Class 7 · CBSE AI · Strand D — The Architect's Capstone

AI data requirements — what data does your project need?

Every AI needs training data and runtime data. How to specify type, quantity and quality before you build. For Class 7.

What this concept actually says

  • Every AI system needs training data and runtime data — identifying both is a prerequisite to building
  • Data requirements analysis asks: what data does the AI need, where will it come from, and what makes it sufficient and unbiased
  • Poor data planning is the most common reason AI projects fail or cause harm after launch

An analogy your child will recognise

Teaching a child to recognise vegetables

If you only show a child photos of green vegetables to teach them what vegetables look like, they'll struggle with red tomatoes and orange carrots. Your training data is exactly these teaching examples — their gaps become the AI's blind spots. Garbage in, confusion out.

Voter list for elections

An election where only one city's voters are on the roll isn't representative of the whole country — the result will be skewed. An AI trained only on data from one type of user will be equally skewed in who it works for. Data requirements planning is making sure your voter roll is complete and fair.
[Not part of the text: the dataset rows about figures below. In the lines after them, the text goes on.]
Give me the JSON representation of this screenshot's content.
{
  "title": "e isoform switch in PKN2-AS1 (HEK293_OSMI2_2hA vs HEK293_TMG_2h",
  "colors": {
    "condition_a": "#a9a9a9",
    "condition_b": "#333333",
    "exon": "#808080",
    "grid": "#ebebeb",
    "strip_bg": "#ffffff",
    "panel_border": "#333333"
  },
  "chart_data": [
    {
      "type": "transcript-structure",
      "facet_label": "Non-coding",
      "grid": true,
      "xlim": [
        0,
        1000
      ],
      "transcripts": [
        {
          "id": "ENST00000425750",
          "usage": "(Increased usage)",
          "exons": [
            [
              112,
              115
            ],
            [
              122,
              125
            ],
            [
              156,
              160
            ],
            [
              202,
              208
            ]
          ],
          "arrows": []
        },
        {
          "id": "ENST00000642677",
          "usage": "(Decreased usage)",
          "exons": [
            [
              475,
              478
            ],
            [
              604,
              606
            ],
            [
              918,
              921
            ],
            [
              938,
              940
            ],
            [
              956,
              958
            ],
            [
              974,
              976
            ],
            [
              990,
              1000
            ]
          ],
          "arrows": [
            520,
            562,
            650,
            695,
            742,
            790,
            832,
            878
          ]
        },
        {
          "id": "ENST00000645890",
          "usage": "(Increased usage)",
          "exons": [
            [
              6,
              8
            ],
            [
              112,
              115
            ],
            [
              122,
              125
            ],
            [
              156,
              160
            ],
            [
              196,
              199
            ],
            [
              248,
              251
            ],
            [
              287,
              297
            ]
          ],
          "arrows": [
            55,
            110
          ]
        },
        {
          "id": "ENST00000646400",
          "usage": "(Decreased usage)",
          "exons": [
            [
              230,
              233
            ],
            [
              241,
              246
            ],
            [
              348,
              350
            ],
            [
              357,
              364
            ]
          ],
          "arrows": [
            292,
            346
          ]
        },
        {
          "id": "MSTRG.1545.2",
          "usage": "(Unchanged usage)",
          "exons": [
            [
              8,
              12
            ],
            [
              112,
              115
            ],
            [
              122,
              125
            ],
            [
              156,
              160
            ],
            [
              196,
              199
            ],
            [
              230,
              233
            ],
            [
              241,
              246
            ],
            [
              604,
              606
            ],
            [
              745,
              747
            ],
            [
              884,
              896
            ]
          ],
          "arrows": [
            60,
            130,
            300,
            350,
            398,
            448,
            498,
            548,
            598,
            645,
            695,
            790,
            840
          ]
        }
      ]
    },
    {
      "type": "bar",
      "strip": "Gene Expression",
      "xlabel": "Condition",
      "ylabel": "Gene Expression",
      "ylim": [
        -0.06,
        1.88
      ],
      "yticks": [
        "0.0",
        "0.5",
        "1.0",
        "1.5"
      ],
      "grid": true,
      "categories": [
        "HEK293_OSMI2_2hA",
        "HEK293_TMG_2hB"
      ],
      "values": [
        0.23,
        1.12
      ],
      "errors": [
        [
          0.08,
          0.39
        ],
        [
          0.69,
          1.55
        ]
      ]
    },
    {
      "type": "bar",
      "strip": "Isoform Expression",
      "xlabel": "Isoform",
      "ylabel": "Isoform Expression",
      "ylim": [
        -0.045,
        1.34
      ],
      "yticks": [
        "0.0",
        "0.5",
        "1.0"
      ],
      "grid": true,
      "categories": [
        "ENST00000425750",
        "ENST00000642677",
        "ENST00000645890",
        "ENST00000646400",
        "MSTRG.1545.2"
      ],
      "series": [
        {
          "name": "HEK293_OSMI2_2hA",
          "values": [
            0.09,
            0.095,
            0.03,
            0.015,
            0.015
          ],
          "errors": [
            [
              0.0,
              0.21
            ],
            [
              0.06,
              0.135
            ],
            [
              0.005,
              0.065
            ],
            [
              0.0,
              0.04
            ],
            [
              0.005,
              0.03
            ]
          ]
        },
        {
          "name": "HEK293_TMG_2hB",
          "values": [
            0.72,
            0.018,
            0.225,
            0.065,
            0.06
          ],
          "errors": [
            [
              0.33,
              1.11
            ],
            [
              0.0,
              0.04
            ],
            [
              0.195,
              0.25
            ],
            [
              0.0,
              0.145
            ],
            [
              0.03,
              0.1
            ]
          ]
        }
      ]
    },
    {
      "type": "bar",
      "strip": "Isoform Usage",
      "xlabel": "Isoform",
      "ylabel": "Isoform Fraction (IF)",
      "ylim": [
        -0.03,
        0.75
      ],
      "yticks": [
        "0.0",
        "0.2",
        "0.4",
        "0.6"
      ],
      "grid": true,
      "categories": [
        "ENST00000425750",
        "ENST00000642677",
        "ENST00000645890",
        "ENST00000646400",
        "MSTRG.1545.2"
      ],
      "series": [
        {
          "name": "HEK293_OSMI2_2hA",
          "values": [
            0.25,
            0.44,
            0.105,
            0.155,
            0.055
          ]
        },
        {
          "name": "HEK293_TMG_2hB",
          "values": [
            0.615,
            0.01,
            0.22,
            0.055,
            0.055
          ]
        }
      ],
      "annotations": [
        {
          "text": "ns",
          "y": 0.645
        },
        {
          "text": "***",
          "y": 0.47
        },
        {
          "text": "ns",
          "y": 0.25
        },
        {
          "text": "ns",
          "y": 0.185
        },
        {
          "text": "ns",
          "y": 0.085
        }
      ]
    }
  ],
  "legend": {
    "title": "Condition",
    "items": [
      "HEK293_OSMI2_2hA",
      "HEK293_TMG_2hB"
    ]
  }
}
Common misconceptions to watch for

  • More data always solves bias problems — 10,000 biased examples produce a more confidently biased model than 1,000 biased examples
  • You only need data once to train the model — AI systems in real use require ongoing data to retrain and correct for drift

Key facts in one breath

  • Training data requirements specify the type, quantity, quality, and labelling of examples the model learns from
  • Runtime data requirements specify what information the user must provide during actual use of the AI
  • A minimum viable dataset for a simple image classifier is typically 100–200 labelled examples per class
  • Data bias in AI usually reflects existing inequalities in who generated the data — if low-income users weren't represented when data was collected, the AI may underserve them

How Dhee Learning teaches this — the 3-stage question loop

Every Dhee Learning session for this concept follows three stages. We share the questions Dhee actually asks, so you can hear what a session sounds like.

Stage 1 — Surface

You want to build an AI that detects whether a plant is diseased from a photo. Before writing a single line of code, what questions would you ask about the data you need?

Rote answer

"Child says 'I need photos of plants' without distinguishing between labelled vs unlabelled, sufficient quantity, or the importance of including examples of multiple disease types"

Understood

"Child asks: how many examples, do they need labels (which disease?), do I have photos of healthy plants too, do I have photos from different lighting or angles, who labelled them and how accurately?"

Stage 2 — Reasoning

You collect 500 photos for your plant disease detector — but 450 are of tomatoes and 50 are of all other plants combined. What will happen when a farmer uses your AI on their wheat crop — and why?

Follow-up Dhee may use: How would you restructure your data collection to avoid this problem before you start training?

Stage 3 — Application

Fill in this data requirements table for your own capstone project: (1) What data does the AI need to learn from? (2) What data does the AI need from the user at runtime? (3) Where will training data come from, and who will label it? (4) What could make this data biased or insufficient?

Misconception Dhee watches for: Child conflates training data with runtime data, or assumes 'any data is fine as long as there's a lot of it' — ignoring quality, labelling, and representativeness

Related concepts

Want your child to actually understand this?

Dhee turns this concept into a 15-minute spoken session — asking, listening, and probing — so your child builds the idea themselves.

Frequently asked questions

What is data requirements analysis — explained for kids? +

Every AI needs training data and runtime data. How to specify type, quantity and quality before you build. For Class 7.

What's the most common mistake children make about this concept? +

More data always solves bias problems — 10,000 biased examples produce a more confidently biased model than 1,000 biased examples

How does Dhee Learning teach this in a Class 7 session? +

Dhee opens with a question — for example: "You want to build an AI that detects whether a plant is diseased from a photo. Before writing a single line of code, what questions would you ask about the data you need?" — listens to your child's answer, then probes the reasoning behind it. The session ends when the child can apply the idea to a brand-new situation, not just recall it.